I wake up every morning and the first thing that comes into my head is Brexit. It’s the opposite of how I feel when I’ve just fallen in love, when my brain sparks at the thought of the object of my affection. My mind swirls with re-runs of headbanging arguments I’ve had about Jeremy Corbyn and Labour’s strategy, and frustration about how this rift over an institution I neither like nor trust, transferred onto the nation by a party that I despise, has clouded every other issue out of our discourse, doing its best to crush the hopes I held in summer 2017 that the UK might soon have a socialist government.
I often think about the hilarity of the 2017 General Election campaign – the left-Twitter memes and in-jokes, and the incongruity of the grandfatherly Labour leader teaming up with JME and others for the Grime for Corbyn campaign – and the euphoria after Corbyn proved that the media and political establishment were wrong to write off his electoral chances, taking away the Conservative majority after six weeks of energetic, energising campaigning. The last two years have been a sustained attempt, orchestrated by the Conservatives, Labour’s right wing and Britain’s legacy media, to kill that enthusiasm, partly by painting the Labour leadership and membership as communists, terrorist sympathisers and anti-Semites, but also by keeping the conversation fixed on Brexit. On this issue alone, Labour has strategic paralysis: two-thirds of its voters opted to Remain, two-thirds of its parliamentary seats chose to Leave, some by as much as 70%; the Blairite wing of Labour, which secured just 4.5% in the party’s leadership election in 2015 but is wildly over-represented in the media, is enthusiastically pro-European Union; its left wing, which has won every internal election since 2015, has traditionally seen the EU as an undemocratic business club, and Corbyn has often criticised it on such grounds. Hence its strategy of accepting the referendum result, letting the Conservatives fall out over how to implement it, and opposing Theresa May’s deal in parliament rather than adopting a fervently Remain, culture war-style approach.
British journalists – perhaps resentful that Labour are denying them a simple narrative – either pretend to be, or actually are incapable of understanding a position of being critical of the EU as it’s currently constituted, while still feeling that leaving isn’t a good idea, especially when considering the motivations of those driving the project. This is Corbyn’s position – stated during the 2016 referendum and again last summer at an event with Yanis Varoufakis. It’s also mine, and that of many of my friends. That Corbyn’s reticence about re-running the referendum may be down to democratic principles and the risk of alienating huge numbers of Labour voters – and the distinct possibility that it wouldn’t settle the issue – rather than his own preferences seems to be beyond our highest-paid and highest-profile pundits, who’ve got everything wrong in the last few years due to their focus on personality rather than sociology.

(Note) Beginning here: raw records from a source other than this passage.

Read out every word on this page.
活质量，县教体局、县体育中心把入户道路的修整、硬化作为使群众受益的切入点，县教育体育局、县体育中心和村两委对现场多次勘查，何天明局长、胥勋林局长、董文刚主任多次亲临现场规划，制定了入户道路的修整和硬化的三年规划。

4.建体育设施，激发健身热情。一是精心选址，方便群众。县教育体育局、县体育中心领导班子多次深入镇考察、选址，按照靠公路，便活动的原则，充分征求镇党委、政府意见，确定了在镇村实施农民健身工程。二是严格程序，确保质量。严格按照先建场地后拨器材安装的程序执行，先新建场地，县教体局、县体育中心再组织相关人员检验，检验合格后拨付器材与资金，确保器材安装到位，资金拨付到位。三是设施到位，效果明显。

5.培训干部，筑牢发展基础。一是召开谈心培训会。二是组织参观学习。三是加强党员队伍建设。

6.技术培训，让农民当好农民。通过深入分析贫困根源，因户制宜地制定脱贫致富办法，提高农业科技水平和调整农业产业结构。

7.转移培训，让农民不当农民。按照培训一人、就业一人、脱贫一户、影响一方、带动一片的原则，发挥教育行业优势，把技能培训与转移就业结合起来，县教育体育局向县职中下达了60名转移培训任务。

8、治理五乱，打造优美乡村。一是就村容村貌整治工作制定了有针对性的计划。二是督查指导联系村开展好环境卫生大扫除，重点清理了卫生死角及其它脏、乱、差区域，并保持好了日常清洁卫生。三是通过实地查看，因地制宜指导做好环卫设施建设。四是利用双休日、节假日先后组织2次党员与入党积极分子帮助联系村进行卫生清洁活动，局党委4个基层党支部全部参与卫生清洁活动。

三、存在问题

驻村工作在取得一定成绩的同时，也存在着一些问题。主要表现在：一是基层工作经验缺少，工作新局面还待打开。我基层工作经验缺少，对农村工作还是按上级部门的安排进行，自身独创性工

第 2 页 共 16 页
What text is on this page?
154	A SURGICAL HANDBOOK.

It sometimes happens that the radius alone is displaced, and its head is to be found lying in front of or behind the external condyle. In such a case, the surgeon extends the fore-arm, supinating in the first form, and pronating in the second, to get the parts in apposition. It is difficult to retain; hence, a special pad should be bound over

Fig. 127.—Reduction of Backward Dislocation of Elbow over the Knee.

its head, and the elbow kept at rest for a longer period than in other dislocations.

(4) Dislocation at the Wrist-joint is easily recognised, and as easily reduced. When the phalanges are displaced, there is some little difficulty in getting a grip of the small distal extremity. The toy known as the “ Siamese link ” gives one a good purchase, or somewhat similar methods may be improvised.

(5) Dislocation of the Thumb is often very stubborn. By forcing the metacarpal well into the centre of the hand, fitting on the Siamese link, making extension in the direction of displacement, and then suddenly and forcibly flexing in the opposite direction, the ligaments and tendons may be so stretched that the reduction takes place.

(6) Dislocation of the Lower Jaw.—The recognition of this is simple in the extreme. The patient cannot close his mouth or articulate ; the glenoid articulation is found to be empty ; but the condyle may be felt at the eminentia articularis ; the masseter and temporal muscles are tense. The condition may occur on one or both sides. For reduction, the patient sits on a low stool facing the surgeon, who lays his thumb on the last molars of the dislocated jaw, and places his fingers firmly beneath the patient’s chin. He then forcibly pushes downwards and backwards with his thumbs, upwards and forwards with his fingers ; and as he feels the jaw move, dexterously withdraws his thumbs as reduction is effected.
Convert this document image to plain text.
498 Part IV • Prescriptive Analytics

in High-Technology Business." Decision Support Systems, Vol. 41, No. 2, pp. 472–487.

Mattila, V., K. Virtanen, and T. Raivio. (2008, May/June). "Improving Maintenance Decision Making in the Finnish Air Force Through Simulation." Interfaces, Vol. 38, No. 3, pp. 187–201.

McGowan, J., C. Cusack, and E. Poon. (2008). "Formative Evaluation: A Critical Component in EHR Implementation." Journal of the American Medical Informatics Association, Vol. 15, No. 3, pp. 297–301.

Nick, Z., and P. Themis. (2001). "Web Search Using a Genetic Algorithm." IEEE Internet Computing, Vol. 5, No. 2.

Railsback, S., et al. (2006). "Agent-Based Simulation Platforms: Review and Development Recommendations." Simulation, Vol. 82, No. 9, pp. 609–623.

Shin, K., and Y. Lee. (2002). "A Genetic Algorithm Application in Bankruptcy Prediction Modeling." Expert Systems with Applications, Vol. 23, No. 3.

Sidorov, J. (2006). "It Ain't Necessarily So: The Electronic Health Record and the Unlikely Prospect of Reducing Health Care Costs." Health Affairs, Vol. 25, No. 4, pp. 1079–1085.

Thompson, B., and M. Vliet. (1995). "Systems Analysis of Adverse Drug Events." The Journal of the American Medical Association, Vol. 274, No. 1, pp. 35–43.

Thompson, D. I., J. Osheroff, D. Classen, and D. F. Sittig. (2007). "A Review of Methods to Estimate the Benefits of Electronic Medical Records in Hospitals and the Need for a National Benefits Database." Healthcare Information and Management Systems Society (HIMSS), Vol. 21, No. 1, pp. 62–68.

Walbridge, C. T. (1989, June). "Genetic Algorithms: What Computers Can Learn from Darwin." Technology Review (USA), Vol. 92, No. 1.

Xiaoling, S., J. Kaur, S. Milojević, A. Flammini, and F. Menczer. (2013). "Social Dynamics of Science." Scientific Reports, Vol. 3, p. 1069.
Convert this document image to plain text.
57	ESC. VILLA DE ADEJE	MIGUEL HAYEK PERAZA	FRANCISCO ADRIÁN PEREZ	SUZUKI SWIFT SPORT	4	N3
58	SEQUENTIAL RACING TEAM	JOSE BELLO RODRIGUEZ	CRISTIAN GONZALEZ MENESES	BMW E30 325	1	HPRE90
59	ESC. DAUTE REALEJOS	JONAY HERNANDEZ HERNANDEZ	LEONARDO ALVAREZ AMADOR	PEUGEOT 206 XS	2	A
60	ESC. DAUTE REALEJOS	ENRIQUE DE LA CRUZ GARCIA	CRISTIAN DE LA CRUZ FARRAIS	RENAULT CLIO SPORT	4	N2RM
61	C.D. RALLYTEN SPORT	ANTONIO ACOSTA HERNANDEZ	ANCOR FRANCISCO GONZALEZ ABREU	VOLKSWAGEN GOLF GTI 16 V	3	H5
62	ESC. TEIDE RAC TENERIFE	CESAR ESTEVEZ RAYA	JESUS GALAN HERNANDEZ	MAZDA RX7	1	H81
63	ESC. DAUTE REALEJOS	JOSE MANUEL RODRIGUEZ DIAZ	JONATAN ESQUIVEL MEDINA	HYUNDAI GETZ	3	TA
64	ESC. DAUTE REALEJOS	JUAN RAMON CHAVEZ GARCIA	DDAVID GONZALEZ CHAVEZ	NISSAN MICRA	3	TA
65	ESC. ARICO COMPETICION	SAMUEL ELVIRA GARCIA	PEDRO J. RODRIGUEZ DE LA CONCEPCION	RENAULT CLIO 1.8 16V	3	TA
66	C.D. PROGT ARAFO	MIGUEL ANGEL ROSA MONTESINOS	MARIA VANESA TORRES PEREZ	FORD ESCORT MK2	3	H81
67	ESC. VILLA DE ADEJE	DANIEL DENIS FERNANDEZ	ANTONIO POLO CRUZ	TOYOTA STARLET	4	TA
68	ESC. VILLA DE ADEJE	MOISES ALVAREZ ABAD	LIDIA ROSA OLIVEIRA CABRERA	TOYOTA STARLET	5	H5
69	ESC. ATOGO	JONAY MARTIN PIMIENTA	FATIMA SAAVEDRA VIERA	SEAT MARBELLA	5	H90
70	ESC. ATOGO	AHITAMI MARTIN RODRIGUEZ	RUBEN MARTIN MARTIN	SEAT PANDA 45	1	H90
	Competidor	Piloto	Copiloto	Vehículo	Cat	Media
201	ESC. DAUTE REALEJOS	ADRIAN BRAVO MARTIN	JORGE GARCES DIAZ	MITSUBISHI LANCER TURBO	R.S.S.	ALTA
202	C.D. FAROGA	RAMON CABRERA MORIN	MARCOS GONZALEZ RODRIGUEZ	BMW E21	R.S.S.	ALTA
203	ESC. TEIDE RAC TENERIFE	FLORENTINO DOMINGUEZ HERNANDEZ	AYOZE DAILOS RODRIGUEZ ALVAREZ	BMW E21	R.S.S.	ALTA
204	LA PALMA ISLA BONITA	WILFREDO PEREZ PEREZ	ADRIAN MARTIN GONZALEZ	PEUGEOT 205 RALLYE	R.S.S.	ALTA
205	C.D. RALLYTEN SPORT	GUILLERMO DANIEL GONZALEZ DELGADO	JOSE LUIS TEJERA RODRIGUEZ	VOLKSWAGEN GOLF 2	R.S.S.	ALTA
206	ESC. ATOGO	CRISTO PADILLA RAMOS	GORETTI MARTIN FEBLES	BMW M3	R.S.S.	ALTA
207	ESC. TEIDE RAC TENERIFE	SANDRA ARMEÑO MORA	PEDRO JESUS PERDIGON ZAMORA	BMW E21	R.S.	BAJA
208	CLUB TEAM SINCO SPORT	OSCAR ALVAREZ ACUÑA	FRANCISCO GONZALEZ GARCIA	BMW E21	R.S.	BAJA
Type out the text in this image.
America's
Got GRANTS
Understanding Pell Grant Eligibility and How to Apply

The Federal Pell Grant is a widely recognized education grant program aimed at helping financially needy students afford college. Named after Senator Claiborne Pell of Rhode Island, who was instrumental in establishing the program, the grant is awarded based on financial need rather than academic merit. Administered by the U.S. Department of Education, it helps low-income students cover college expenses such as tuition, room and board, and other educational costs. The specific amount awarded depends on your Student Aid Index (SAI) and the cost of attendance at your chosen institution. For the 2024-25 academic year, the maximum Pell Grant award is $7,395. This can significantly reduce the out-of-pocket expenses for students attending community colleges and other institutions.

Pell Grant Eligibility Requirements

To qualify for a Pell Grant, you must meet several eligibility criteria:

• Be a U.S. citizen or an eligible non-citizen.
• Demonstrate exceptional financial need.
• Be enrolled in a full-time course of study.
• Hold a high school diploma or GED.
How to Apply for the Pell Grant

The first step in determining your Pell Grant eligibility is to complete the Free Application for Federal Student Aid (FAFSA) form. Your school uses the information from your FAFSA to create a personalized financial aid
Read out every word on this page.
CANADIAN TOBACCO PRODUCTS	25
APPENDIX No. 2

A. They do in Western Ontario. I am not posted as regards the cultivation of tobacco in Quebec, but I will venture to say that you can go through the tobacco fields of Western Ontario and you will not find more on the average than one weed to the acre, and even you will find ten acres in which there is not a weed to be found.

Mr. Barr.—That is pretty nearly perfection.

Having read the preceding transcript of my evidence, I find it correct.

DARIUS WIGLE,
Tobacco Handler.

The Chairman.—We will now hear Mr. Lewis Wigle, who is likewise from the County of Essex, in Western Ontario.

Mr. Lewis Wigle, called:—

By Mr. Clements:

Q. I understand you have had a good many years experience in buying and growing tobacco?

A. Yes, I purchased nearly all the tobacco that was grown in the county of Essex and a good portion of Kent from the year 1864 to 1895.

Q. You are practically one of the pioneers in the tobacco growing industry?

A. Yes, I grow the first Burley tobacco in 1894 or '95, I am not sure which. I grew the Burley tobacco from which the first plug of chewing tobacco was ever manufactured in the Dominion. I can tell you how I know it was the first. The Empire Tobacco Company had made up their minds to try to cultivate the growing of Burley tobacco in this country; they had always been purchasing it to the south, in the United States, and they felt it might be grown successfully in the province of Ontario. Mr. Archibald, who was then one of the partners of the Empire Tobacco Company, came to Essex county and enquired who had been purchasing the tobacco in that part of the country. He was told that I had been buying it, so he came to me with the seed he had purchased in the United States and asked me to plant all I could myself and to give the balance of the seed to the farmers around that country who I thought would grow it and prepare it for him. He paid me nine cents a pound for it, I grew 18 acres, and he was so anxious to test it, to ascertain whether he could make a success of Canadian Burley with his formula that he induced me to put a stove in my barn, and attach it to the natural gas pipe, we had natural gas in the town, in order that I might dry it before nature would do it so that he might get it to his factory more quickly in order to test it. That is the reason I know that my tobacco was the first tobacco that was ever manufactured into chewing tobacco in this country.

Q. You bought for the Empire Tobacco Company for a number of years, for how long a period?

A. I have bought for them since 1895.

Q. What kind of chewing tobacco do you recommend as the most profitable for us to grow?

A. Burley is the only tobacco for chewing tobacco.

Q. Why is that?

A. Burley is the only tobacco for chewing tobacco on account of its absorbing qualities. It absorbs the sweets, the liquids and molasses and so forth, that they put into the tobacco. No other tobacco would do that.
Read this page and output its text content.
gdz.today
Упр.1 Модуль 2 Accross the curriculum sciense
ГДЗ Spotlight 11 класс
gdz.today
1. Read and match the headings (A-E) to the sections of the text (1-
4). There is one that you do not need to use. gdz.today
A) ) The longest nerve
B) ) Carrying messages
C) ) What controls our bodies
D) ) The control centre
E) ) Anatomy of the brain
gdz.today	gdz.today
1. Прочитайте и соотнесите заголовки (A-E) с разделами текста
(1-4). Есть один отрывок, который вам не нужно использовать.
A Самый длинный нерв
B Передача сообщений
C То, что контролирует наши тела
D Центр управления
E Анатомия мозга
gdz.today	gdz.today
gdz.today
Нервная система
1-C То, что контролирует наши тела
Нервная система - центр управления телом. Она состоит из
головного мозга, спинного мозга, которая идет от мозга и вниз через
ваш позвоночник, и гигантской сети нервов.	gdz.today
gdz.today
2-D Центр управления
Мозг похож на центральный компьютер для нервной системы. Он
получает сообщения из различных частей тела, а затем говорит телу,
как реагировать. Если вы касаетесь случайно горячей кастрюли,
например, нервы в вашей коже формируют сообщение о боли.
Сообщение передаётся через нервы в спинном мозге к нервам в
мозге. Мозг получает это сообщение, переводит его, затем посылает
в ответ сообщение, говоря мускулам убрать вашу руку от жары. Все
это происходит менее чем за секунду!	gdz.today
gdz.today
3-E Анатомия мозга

It’s not just our media that is incapable of meeting the challenges of Brexit, though. Some of the UK’s artists have noticed that A Crisis is happening and decided that their work needs to be Political, having had little to say about how the Blair government took working class votes for granted and oriented their party towards capital rather than labour, or how David Cameron’s equally Europhile Conservatives – assisted by the Liberal Democrats – systematically punished the poor for the profligacy of the financial sector. They don’t seem to think much of the ongoing migrant deaths in the Mediterranean, perhaps only noticing when Banu Cennetoğlu’s List of them was repeatedly torn off a wall in Liverpool, nor about the Troika’s destruction of Syriza and imposition of austerity upon Greece. They don’t seem to think much about capitalism in general, nor even the class composition of the Brexit vote – which, despite the media narrative about the ‘left behind’ proletariat voting Leave because of their inherent xenophobia, was largely driven by middle-class business owners and retirees, but you don’t see Guardian journalists asking people in Reigate or Sevenoaks why they chose to Leave. Instead, we get the trite, preaching-to-the-choir Euro-nationalism of Wolfgang Tillmans’ pre-referendum poster campaign, simple sloganeering or superficial satire, epitomised by David Shrigley’s ‘We did it to ourselves’ drawing. Worst of all is Anish Kapoor’s ‘A Brexit, A Broxit, We All Fall Down’, commissioned by The Guardian (rather than Kapoor’s patrons for the Orbit in 2012, namely steel magnate Lakshmi Mittal and the Conservative mayor of London, Boris Johnson), which turns that paper’s frequent, witless rhetoric about ‘divisive’ politics and ‘populism’ into a work so embarrassingly literal that it would struggle to pass an A-Level Art exam.
Cheer-led by Britain’s worst art critic, Jonathan Jones of (yes!) The Guardian, Kapoor’s work shows a nation divided through (yes!) a map of Britain with a big crack down the middle. Jones thinks this is to Brexit what Guernica was to the Spanish Civil War, calling it ‘a surrealist work, one that seeks to let the unconscious out. But instead of his own demons, Kapoor lets out the shadows in the nation’s psyche: yours, mine and Jacob Rees-Mogg’s. For, like a black hole of melancholy, something about this bottomless pit is alluring. Part of you wants to fall in.’ To me, it looks like a visual manifestation of the paucity of centrist politics – and especially its inability to understand why its post-Cold War ‘end of history’ narrative collapsed in 2008, when it became obvious to many that the interests of capital were never synonymous with those of labour. That said, Brexit seems to have broken so many brains, including mine: in the fog that envelops me every morning, as my dreams of moderate redistribution collapse before my eyes, I wonder if perhaps, as Jones says, Kapoor is indeed the Picasso of our times. But, I think, I retain just enough sanity to seriously fucking doubt it, although Jones may be right about one thing: at this point, chucking ourselves into the abyss might provide a blessed relief.